Había visto a Laurent por última vez cinco, no, cuatro semanas antes de que Richard viniera de permiso. Laurent tenía prisa, más de la habitual, y solo habían dispuesto de unas horas por la tarde antes de salir corriendo hacia el pub del Soho. Le había notado un aire distante, huidizo, y ella había tenido la impresión de haber hecho algo mal. Él se encendió un cigarrillo tras otro de esos empalagosos que según él fumaban todos los músicos. A Evangeline le daban dolor de cabeza y la mareaban, pero Laurent se enfadó cuando ella se lo dijo y se negó a fumar.
El pub estaba atestado de franceses y a Laurent lo llamaron a la sala de De Gaulle. El presidente del Gobierno francés en el exilio acababa de volver del norte de África y, por lo que entendió Evangeline, había una reunión importante para charlar de los éxitos de los alemanes. Antes de que empezara, Evangeline acorraló al coronel para pedirle que trajera a Lili y a Klara. Laurent estuvo encerrado con los otros y ella se marchó y tomó uno de los últimos trenes de vuelta a Crowmarsh Priors.

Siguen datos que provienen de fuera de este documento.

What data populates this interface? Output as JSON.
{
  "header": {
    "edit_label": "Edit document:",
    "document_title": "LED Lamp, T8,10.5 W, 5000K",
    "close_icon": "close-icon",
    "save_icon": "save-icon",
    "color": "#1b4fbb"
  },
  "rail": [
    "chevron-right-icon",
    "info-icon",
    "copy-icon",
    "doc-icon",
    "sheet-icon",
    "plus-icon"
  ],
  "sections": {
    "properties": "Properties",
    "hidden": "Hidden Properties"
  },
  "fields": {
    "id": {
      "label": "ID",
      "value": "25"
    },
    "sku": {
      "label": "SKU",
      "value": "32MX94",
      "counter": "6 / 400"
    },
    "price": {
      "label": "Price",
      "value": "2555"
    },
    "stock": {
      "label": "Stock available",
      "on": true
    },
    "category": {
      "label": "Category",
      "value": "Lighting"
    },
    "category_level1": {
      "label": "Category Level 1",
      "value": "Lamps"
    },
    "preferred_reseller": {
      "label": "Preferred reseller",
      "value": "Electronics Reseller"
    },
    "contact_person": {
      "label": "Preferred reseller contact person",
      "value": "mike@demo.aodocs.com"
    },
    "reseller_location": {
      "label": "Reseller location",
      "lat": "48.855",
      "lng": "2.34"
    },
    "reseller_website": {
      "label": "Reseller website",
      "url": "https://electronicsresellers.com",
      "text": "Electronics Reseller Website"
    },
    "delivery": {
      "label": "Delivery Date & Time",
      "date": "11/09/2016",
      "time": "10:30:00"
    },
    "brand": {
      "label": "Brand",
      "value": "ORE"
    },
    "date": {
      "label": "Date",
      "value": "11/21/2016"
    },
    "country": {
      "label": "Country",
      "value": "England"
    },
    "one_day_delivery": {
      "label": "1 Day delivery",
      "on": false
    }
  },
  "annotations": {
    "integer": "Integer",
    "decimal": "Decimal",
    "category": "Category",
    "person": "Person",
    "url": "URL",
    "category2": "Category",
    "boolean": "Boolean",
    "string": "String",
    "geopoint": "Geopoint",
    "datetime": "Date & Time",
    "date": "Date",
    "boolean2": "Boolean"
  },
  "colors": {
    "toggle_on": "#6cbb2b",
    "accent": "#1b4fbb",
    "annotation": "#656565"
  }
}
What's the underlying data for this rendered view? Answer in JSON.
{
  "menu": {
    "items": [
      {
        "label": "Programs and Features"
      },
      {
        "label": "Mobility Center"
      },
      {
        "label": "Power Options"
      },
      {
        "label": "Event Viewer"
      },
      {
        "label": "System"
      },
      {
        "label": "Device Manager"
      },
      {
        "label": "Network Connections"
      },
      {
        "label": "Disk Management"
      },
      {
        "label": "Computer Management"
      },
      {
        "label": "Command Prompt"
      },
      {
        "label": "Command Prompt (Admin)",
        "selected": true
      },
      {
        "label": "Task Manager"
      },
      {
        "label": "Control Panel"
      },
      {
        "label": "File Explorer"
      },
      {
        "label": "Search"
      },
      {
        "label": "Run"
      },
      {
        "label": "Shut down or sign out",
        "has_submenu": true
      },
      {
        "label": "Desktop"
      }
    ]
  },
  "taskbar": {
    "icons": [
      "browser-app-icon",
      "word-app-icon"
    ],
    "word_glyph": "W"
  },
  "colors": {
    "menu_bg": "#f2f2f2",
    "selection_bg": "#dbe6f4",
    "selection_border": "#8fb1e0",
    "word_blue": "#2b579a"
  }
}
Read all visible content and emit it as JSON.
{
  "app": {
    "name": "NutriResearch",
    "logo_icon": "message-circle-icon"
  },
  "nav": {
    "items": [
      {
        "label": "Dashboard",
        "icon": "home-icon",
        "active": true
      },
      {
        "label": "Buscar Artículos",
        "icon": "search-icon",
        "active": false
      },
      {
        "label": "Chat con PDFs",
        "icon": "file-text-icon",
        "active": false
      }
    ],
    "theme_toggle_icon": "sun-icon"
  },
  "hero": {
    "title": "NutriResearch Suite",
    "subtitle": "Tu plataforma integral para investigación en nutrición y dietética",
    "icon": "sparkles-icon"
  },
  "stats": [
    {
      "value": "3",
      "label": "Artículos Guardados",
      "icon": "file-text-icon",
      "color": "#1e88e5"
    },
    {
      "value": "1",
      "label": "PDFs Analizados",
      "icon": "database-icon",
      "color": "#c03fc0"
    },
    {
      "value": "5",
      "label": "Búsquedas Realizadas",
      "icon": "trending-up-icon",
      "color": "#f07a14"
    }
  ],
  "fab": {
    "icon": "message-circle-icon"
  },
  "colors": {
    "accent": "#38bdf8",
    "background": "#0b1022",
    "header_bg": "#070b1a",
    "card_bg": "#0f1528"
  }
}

Entonces vino Richard. Rogó a Dios que el bebé no fuera de Laurent.
A su espalda, Elsie seguía despotricando sobre Bernie.
—Otra cosa: me dice que quiere cuidar de mí, pero yo creo que es él quien necesita que lo cuiden. Así que soy yo la que tiene que tomar decisiones ya. Si va a ser mi marido, uno que se pase el día en el pub como mi padre, o con las pandillas, o, sobre todo, uno que esté en la cárcel, no lo quiero para nada...
Se oyó un sonido leve pero claro, un murmullo grave y rítmico.
—¡Ay, Elsie, es el mar! ¡La cueva debe de estar...! —Justo entonces la luz de la linterna se hizo más suave y parpadeó—. Vaya, esta se va a apagar... —Evangeline suspiró—. Es hora de volver. No podemos arriesgarnos. Pero... —olisqueó—. Huele a aire fresco y a mar. Alice dijo que creía que, cuando entraban las olas, subía el nivel del agua aquí dentro —añadió apuntando con el haz de luz mortecina a las paredes—. No conviene que estemos aquí cuando eso pase.
—¡Evangeline! —exclamó Elsie, olvidándose del frío, de los murciélagos y del amor de su vida—. ¡Lo hemos conseguido! ¡Caray, lo hemos conseguido!